Au demeurant plusieurs personnes qualifiées contestent l’argument : cet arbre était pleinement vigoureux et ne donnait aucun signe de fragilité particulière. L’examen de l’énorme souche coupée révèle certes sur le côté une partie nécrosée mais qui paraît peu de choses en comparaison du cœur de l’arbre (plus d’un mètre carré) parfaitement sain. L’arbre avait devant lui de belles et longues années de vie. On pouvait simplement pour satisfaire au sacré « principe de précaution » émonder les branches les plus hautes et le mettre sous surveillance.
Plutôt que d’imposer une décision unilatérale d’une brutalité inouïe il eut été pour le moins préférable de solliciter une expertise contradictoire en collaboration étroite avec les habitants
Ils pleurent aujourd’hui la perte de leur compagnonnage avec leur vieux platane.
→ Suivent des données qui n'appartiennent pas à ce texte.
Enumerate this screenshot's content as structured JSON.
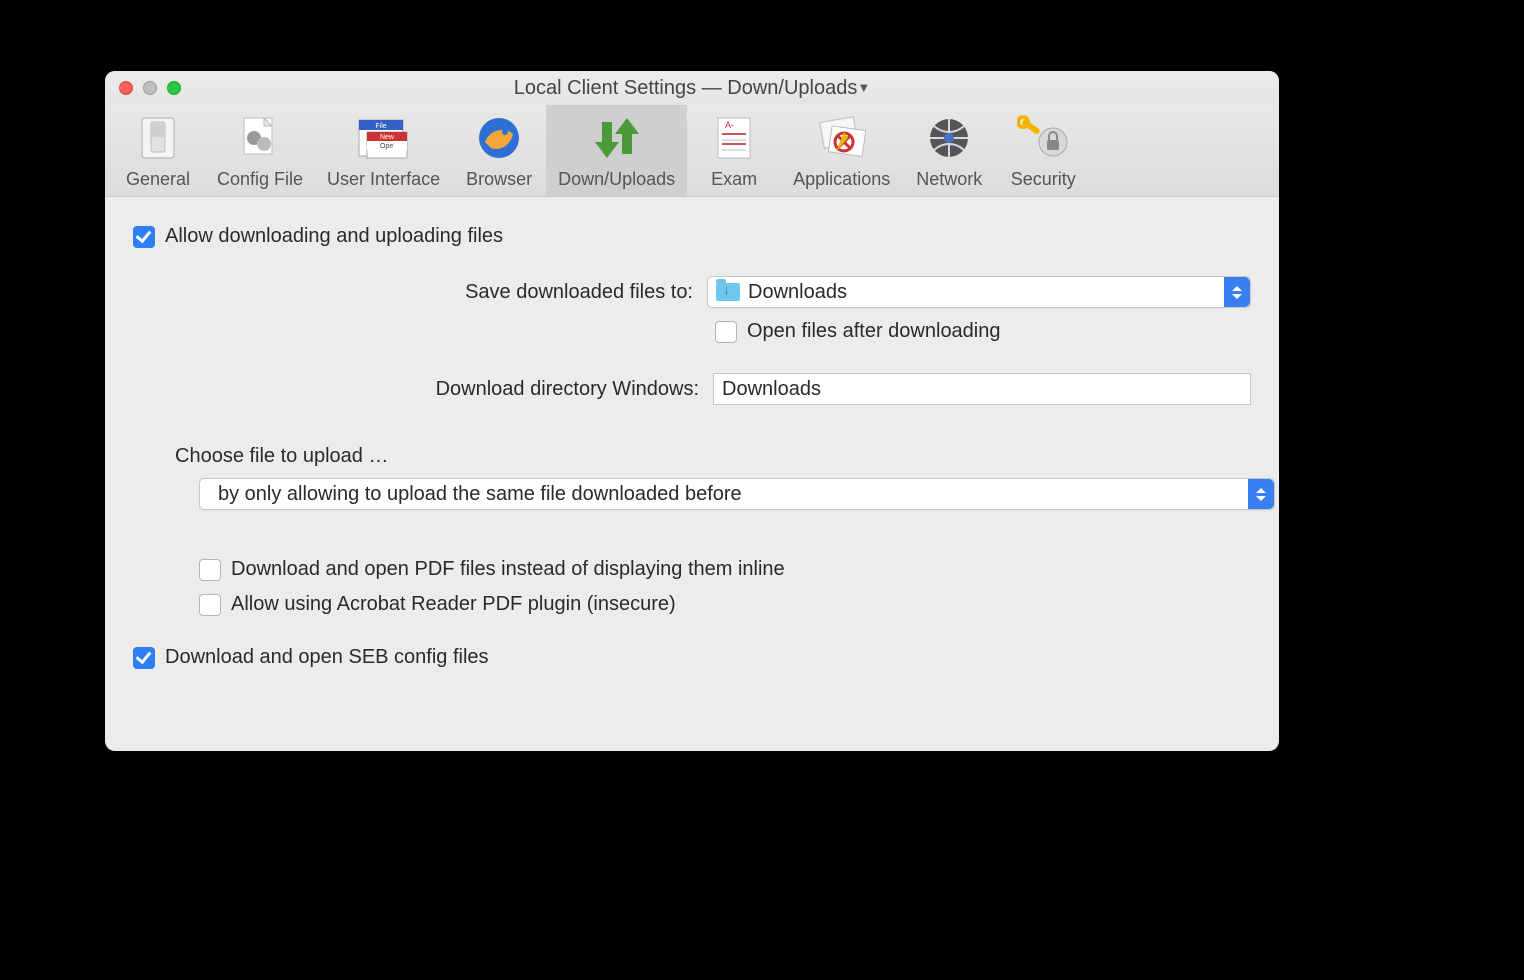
{
  "window": {
    "title_main": "Local Client Settings",
    "title_sep": "  —  ",
    "title_section": "Down/Uploads"
  },
  "toolbar": {
    "items": [
      {
        "id": "general",
        "label": "General"
      },
      {
        "id": "config",
        "label": "Config File"
      },
      {
        "id": "ui",
        "label": "User Interface"
      },
      {
        "id": "browser",
        "label": "Browser"
      },
      {
        "id": "downuploads",
        "label": "Down/Uploads",
        "active": true
      },
      {
        "id": "exam",
        "label": "Exam"
      },
      {
        "id": "applications",
        "label": "Applications"
      },
      {
        "id": "network",
        "label": "Network"
      },
      {
        "id": "security",
        "label": "Security"
      }
    ]
  },
  "main": {
    "allow_label": "Allow downloading and uploading files",
    "save_to_label": "Save downloaded files to:",
    "save_to_value": "Downloads",
    "open_after_label": "Open files after downloading",
    "win_dir_label": "Download directory Windows:",
    "win_dir_value": "Downloads",
    "choose_label": "Choose file to upload …",
    "choose_value": "by only allowing to upload the same file downloaded before",
    "pdf_inline_label": "Download and open PDF files instead of displaying them inline",
    "acrobat_label": "Allow using Acrobat Reader PDF plugin (insecure)",
    "seb_config_label": "Download and open SEB config files"
  }
}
Et ne peuvent que pleurer aussi devant la très choquante transgression des règles les plus élémentaires de notre « démocratie locale ».

Parmi les personnes présentes, Henri ne se dit certes pas du métier, mais tout de même grand passionné des arbres, en rappelant ses origines cévenoles. Lui est convaincu qu’il aurait été possible, une fois opéré l’élagage, de se montrer patient pour envisager des interventions d’entretien qui auraient peut-être permis d’éviter l’issue fatale. D’autant que, « à l’œil nu, il n’y avait pas une seule de ses branches gigantesques pour paraître défectueuse ».

Un autre riverain s’interroge : « Je n’ai strictement aucune compétence sur ce sujet. Mais c’est la méthode qui m’a choqué, ce sentiment de ne pas être prévenu, accompagné, respecté. On sent que nos vies, notre cadre de vie, nos liens, notre histoire, ne comptent pour rien. Ils ne sont même pas foutus de communiquer proprement sur ce qui prendra la suite ». C’est pourquoi il a signé lui aussi le texte. Et il médite : « Dans une civilisation moins barbare que la nôtre, on aurait pu imaginer un rituel, peut-être une ronde, des dessins, une lecture de texte, quelque chose avec les anciens du quartier, ou au contraire les enfants, que sais-je ? ». Et il désigne le modeste bouquet qui vient d’être déposé au sol, dans cet esprit.

Enfin il témoigne : « Du temps de Philippe Saurel, je me souviens avoir assisté, pour m’informer, à une réunion publique de quartier qui présentait tout le projet du Grand Saint-Roch. Sur les dessins d’architecte rutilants projetés à l’écran, cet arbre figurait bel et bien. Mieux : les nouveaux immeubles projetés dessinaient autour de lui une rotonde semi-circulaire, pour former une placette d’entrée magistrale dans le quartier. Rien de tout ça n’a été respecté. Regardez, pas un banc, pas une fontaine, pas de fleurissement, même pas de plaque de rue, dans cet urbanisme de gros promoteurs immobiliers privés, que tout de même les élus viennent inaugurer. Dans le coin, la présence de l’autorité publique se borne à venir harceler les SDF ».

Et de conclure : « Pour la jolie placette, on a été pris pour des gogos. Et pour supprimer l’arbre, ça se fait dans le mépris ». Rappelons que récemment, Michaël Delafosse s’est cru autorisé à traiter, en public, de « connards », ses concitoyens qui osent se plaindre de l’overdose de travaux. Une étrange atmosphère règne sur Montpellier.